Cynics would have us believe that food is scarce and we need Genetically Modified Organisms and all the technology that goes with them to help feed the world’s people. They try to instill fear in people. Why? So the food corporations like Monsanto, Cargill, Tyson and the ADM’s of the world can continue to control our food system. So perhaps a single carrot, freshly observed, can start a revolution because it begins with love, not fear!
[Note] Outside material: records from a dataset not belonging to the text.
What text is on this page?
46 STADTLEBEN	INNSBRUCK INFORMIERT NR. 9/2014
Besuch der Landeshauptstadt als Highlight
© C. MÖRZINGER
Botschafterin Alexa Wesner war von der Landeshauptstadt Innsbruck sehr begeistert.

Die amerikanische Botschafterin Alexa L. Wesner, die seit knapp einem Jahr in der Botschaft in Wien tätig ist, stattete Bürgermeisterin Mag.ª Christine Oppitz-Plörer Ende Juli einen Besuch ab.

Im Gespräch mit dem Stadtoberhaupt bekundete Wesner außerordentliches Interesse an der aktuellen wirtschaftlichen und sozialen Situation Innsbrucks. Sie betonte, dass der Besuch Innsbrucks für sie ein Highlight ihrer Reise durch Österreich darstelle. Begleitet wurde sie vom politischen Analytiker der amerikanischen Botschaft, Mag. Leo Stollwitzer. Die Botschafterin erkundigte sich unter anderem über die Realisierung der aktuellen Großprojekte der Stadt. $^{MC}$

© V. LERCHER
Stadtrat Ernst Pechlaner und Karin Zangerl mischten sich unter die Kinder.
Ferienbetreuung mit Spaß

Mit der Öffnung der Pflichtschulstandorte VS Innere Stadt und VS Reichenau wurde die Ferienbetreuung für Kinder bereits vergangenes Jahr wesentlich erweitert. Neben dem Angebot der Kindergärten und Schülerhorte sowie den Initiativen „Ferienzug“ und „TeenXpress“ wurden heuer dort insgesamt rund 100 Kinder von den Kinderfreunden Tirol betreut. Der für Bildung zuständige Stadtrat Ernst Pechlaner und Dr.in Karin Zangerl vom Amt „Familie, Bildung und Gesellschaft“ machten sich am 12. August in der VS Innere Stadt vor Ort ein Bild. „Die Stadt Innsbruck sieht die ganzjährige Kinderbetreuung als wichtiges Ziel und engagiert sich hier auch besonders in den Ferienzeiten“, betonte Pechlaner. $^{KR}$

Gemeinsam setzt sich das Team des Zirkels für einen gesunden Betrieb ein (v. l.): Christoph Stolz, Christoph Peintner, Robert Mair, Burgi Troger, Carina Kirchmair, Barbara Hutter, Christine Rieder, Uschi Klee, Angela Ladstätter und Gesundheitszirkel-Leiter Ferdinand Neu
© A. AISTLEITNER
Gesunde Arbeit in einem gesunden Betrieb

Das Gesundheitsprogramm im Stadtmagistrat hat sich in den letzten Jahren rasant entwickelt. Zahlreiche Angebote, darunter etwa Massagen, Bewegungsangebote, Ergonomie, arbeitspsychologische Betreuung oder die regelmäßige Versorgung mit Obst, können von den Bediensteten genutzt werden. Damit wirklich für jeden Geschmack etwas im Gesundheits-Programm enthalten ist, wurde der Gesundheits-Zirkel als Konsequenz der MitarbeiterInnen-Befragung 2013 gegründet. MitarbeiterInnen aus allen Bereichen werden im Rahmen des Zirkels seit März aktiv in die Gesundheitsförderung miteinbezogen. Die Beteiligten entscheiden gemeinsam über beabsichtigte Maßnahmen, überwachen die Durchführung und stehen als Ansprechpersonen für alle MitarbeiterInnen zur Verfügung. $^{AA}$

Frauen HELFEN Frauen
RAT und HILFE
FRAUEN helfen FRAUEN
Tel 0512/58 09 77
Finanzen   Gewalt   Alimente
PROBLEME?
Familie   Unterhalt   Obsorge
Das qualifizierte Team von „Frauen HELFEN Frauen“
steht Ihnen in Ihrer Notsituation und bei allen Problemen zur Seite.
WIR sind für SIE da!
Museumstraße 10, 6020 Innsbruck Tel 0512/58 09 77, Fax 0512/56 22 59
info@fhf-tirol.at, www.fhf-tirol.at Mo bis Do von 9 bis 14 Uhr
When we pledge fidelity to the God of Life, to the principle of Magis, through the ups and downs of our lives, our seasons (how many times have many of you wanted to give up especially during the floods and rains of last season?) and pledge fidelity to a piece of land, to a certain farmer or community, family — we discover that there is abundant life available for all. The soil begins to yield many fold harvests and relationships bear fruit, giving us an overall sense of well-being.  We learn that in a cooperative food system everyone wins, there are no losers because it is based on right relationships.

Amazingly, the morning I wrote this talk, I decided to look at the current reflection by Ronald Rolheiser, a Catholic spirituality writer. The theme? “Fidelity-Our greatest gift to others.” He writes,

In the end, faith is not simply the good, secure feeling that God exists. Faith is a commitment to a way of living beyond good and secure feelings. To have faith means to sometimes live our lives independent of whatever feelings may come. Ultimately faith is not in the head or the heart but in the action of a sustained commitment. Faith is fidelity, nothing more but nothing less. 

And, perhaps more than anything else, that gift is what is needed today in our families, in our churches, and in our world in general. The greatest gift we can give to those around us is the promise of fidelity, the simple promise to stay around, to not to leave when things get difficult, to not walk away because we feel disappointed or hurt, to stay even when we don’t feel wanted or valued, to stay even when our personalities and visions clash, to stay through thick and thin.

Do not give up. Keep your vision for a more sustainable world where we live in harmony with our environment and communities. It is and will not be easy but if we remain faithful, this is our promise:

Love and fidelity have come together;
justice and peace join hands.
Fidelity springs up from the earth
and justice looks down from heaven.
The Lord will add prosperity,
and our land shall yield its harvest.
Justice shall go in front of him
and the path before his feet shall be peace.